Hauser & Wirth proves you don’t need beds to practice hospitality, you need places people want to stay with.

On paper, Hauser & Wirth is a gallery.

But in places like Somerset, Menorca, and Los Angeles, it doesn’t behave like one.

You don’t just arrive, look, and leave.

You stay.
You have lunch.
You walk the gardens.
You sit.
You return.

The art is there, yes. But it’s not the whole story.

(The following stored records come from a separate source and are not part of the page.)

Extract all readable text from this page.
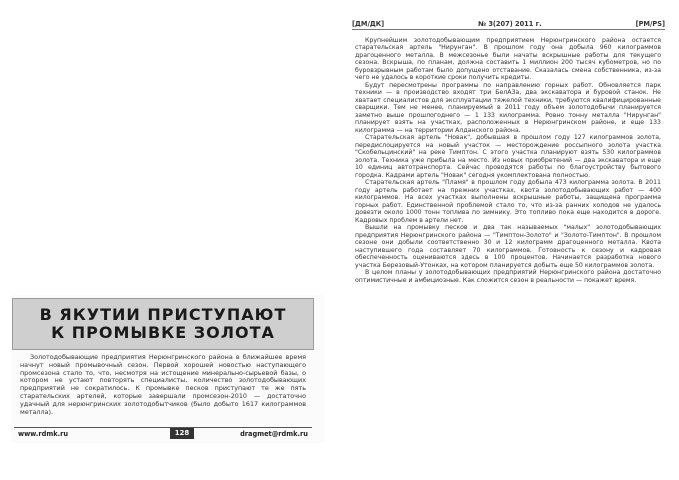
В ЯКУТИИ ПРИСТУПАЮТ
К ПРОМЫВКЕ ЗОЛОТА

Золотодобывающие предприятия Нерюнгринского района в ближайшее время начнут новый промывочный сезон. Первой хорошей новостью наступающего промсезона стало то, что, несмотря на истощение минерально-сырьевой базы, о котором не устают повторять специалисты, количество золотодобывающих предприятий не сократилось. К промывке песков приступают те же пять старательских артелей, которые завершали промсезон-2010 — достаточно удачный для нерюнгринских золотодобытчиков (было добыто 1617 килограммов металла).

www.rdmk.ru	128	dragmet@rdmk.ru
[ДМ/ДК]	№ 3(207) 2011 г.	[РМ/РS]

Крупнейшим золотодобывающим предприятием Нерюнгринского района остается старательская артель "Нирунган". В прошлом году она добыла 960 килограммов драгоценного металла. В межсезонье были начаты вскрышные работы для текущего сезона. Вскрыша, по планам, должна составить 1 миллион 200 тысяч кубометров, но по буровзрывным работам было допущено отставание. Сказалась смена собственника, из-за чего не удалось в короткие сроки получить кредиты.

Будут пересмотрены программы по направлению горных работ. Обновляется парк техники — в производство входят три БелАЗа, два экскаватора и буровой станок. Не хватает специалистов для эксплуатации тяжелой техники, требуются квалифицированные сварщики. Тем не менее, планируемый в 2011 году объем золотодобычи планируется заметно выше прошлогоднего — 1 133 килограмма. Ровно тонну металла "Нирунган" планирует взять на участках, расположенных в Нерюнгринском районе, и еще 133 килограмма — на территории Алданского района.

Старательская артель "Новак", добывшая в прошлом году 127 килограммов золота, передислоцируется на новый участок — месторождение россыпного золота участка "Скобельцинский" на реке Тимптон. С этого участка планируют взять 530 килограммов золота. Техника уже прибыла на место. Из новых приобретений — два экскаватора и еще 10 единиц автотранспорта. Сейчас проводятся работы по благоустройству бытового городка. Кадрами артель "Новак" сегодня укомплектована полностью.

Старательская артель "Пламя" в прошлом году добыла 473 килограмма золота. В 2011 году артель работает на прежних участках, квота золотодобывающих работ — 400 килограммов. На всех участках выполнены вскрышные работы, защищена программа горных работ. Единственной проблемой стало то, что из-за ранних холодов не удалось довезти около 1000 тонн топлива по зимнику. Это топливо пока еще находится в дороге. Кадровых проблем в артели нет.

Вышли на промывку песков и два так называемых "малых" золотодобывающих предприятия Нерюнгринского района — "Тимптон-Золото" и "Золото-Тимптон". В прошлом сезоне они добыли соответственно 30 и 12 килограмм драгоценного металла. Квота наступившего года составляет 70 килограммов. Готовность к сезону и кадровая обеспеченность оцениваются здесь в 100 процентов. Начинается разработка нового участка Березовый-Утонках, на котором планируется добыть еще 50 килограммов золота.

В целом планы у золотодобывающих предприятий Нерюнгринского района достаточно оптимистичные и амбициозные. Как сложится сезон в реальности — покажет время.
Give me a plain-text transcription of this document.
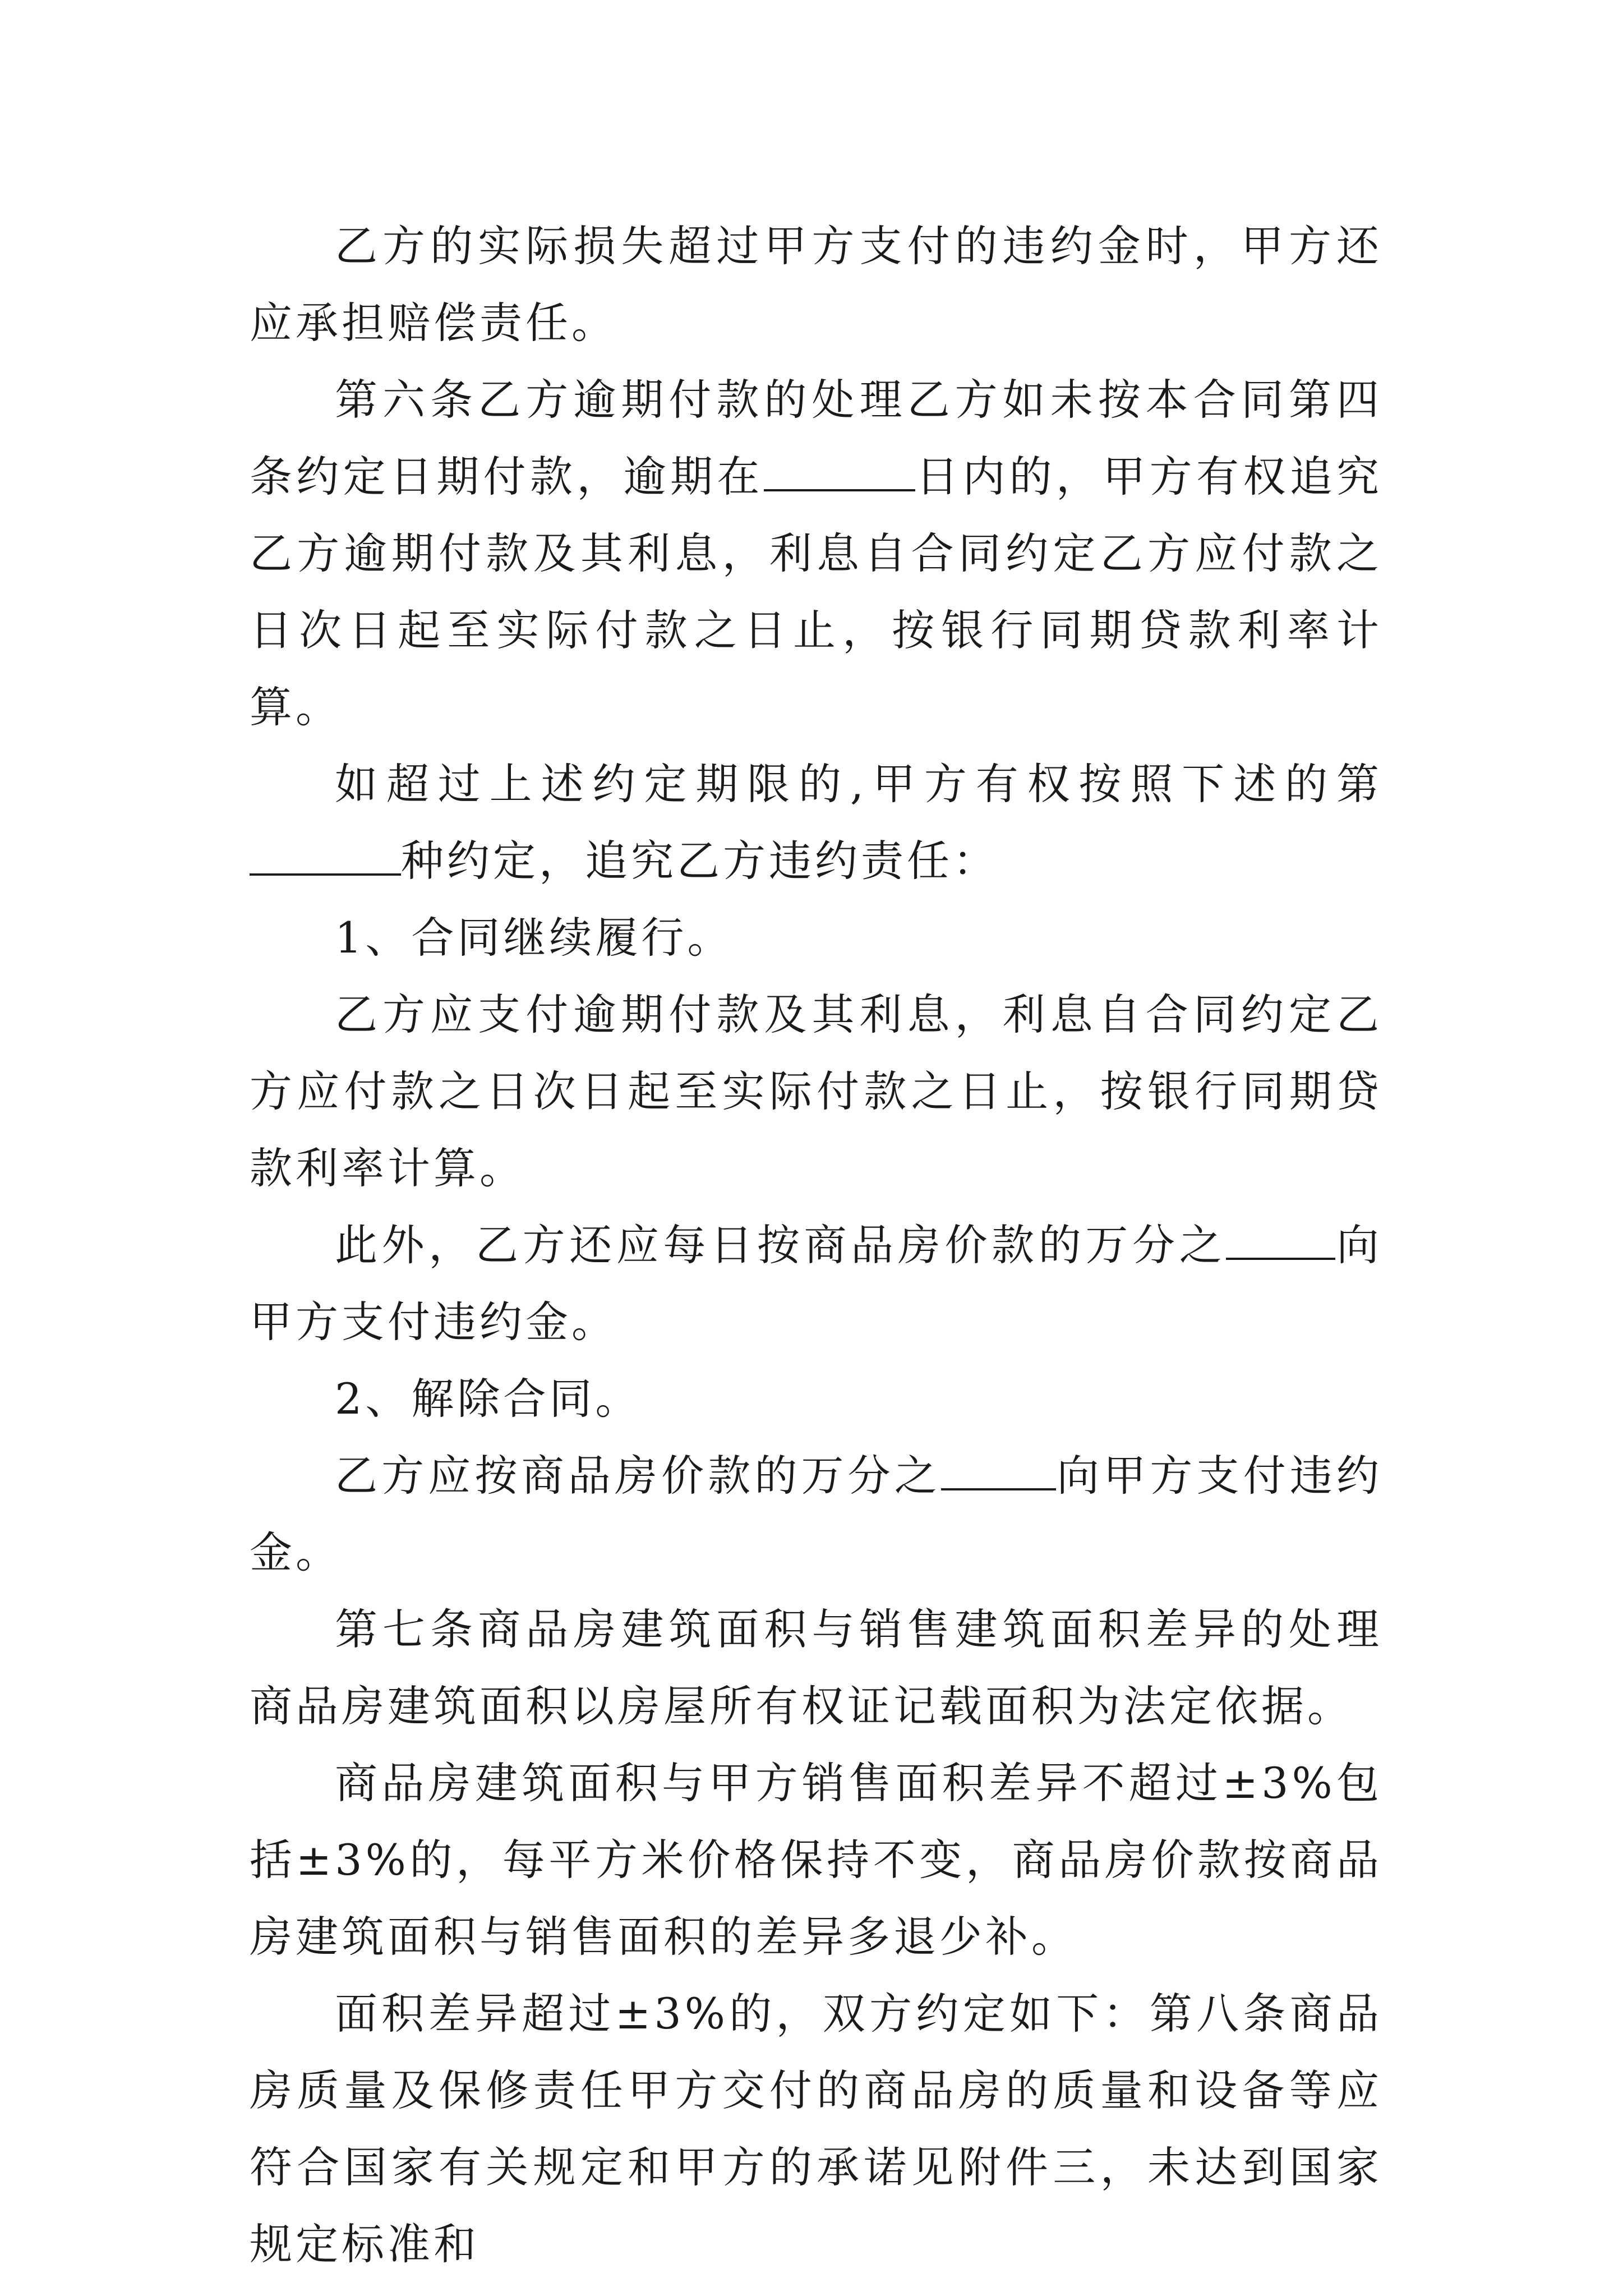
乙方的实际损失超过甲方支付的违约金时，甲方还应承担赔偿责任。

第六条乙方逾期付款的处理乙方如未按本合同第四条约定日期付款，逾期在	日内的，甲方有权追究乙方逾期付款及其利息，利息自合同约定乙方应付款之日次日起至实际付款之日止，按银行同期贷款利率计算。

如超过上述约定期限的,甲方有权按照下述的第种约定，追究乙方违约责任：

1、合同继续履行。

乙方应支付逾期付款及其利息，利息自合同约定乙方应付款之日次日起至实际付款之日止，按银行同期贷款利率计算。

此外，乙方还应每日按商品房价款的万分之	向甲方支付违约金。

2、解除合同。

乙方应按商品房价款的万分之	向甲方支付违约金。

第七条商品房建筑面积与销售建筑面积差异的处理商品房建筑面积以房屋所有权证记载面积为法定依据。

商品房建筑面积与甲方销售面积差异不超过±3%包括±3%的，每平方米价格保持不变，商品房价款按商品房建筑面积与销售面积的差异多退少补。

面积差异超过±3%的，双方约定如下：第八条商品房质量及保修责任甲方交付的商品房的质量和设备等应符合国家有关规定和甲方的承诺见附件三，未达到国家规定标准和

What they’re really building are 𝗽𝗹𝗮𝗰𝗲𝘀, not just exhibition spaces, but environments that invite time, attention, and staying.

In Somerset, the gallery is wrapped into farmland, gardens, a restaurant, and paths you wander without a plan.

In Menorca, the art lives inside a former naval hospital, alongside slow food, sea air, and long afternoons.

Nothing about it feels optimized for speed.
Far from it.

It’s optimized for 𝘀𝘁𝗮𝘆𝗶𝗻𝗴, even if you don’t sleep there.

And that’s what makes it interesting from a hospitality lens.

They’re not designing for visits.
They’re designing for 𝗿𝗲𝘁𝘂𝗿𝗻.

They’re not selling access to art.
They’re hosting a 𝗿𝗲𝗹𝗮𝘁𝗶𝗼𝗻𝘀𝗵𝗶𝗽 with a place.

In hospitality, we often assume the product is the room.

But Hauser & Wirth proves something else:

The real product is 𝗼𝗿𝗶𝗲𝗻𝘁𝗮𝘁𝗶𝗼𝗻.
How a place makes you move.
How long it makes you linger a little longer.
How often it makes you want to come back.

They don’t treat culture like inventory.
They treat it like a 𝗹𝗮𝗻𝗱𝘀𝗰𝗮𝗽𝗲.

And in doing so, they’ve built something many hotels still struggle to achieve:

A destination people don’t 'consume.'
A place people keep.

Which makes me think this:

The future of hospitality won’t be defined by how many beds you have.

𝗜𝘁 𝘄𝗶𝗹𝗹 𝗯𝗲 𝗱𝗲𝗳𝗶𝗻𝗲𝗱 𝗯𝘆 𝗵𝗼𝘄 𝗺𝗮𝗻𝘆 𝗿𝗲𝗮𝘀𝗼𝗻𝘀 𝗽𝗲𝗼𝗽𝗹𝗲 𝗵𝗮𝘃𝗲 𝘁𝗼 𝘀𝘁𝗮𝘆, 𝗲𝘃𝗲𝗻 𝘄𝗵𝗲𝗻 𝘁𝗵𝗲𝘆 𝗱𝗼𝗻’𝘁 𝗵𝗮𝘃𝗲 𝘁𝗼.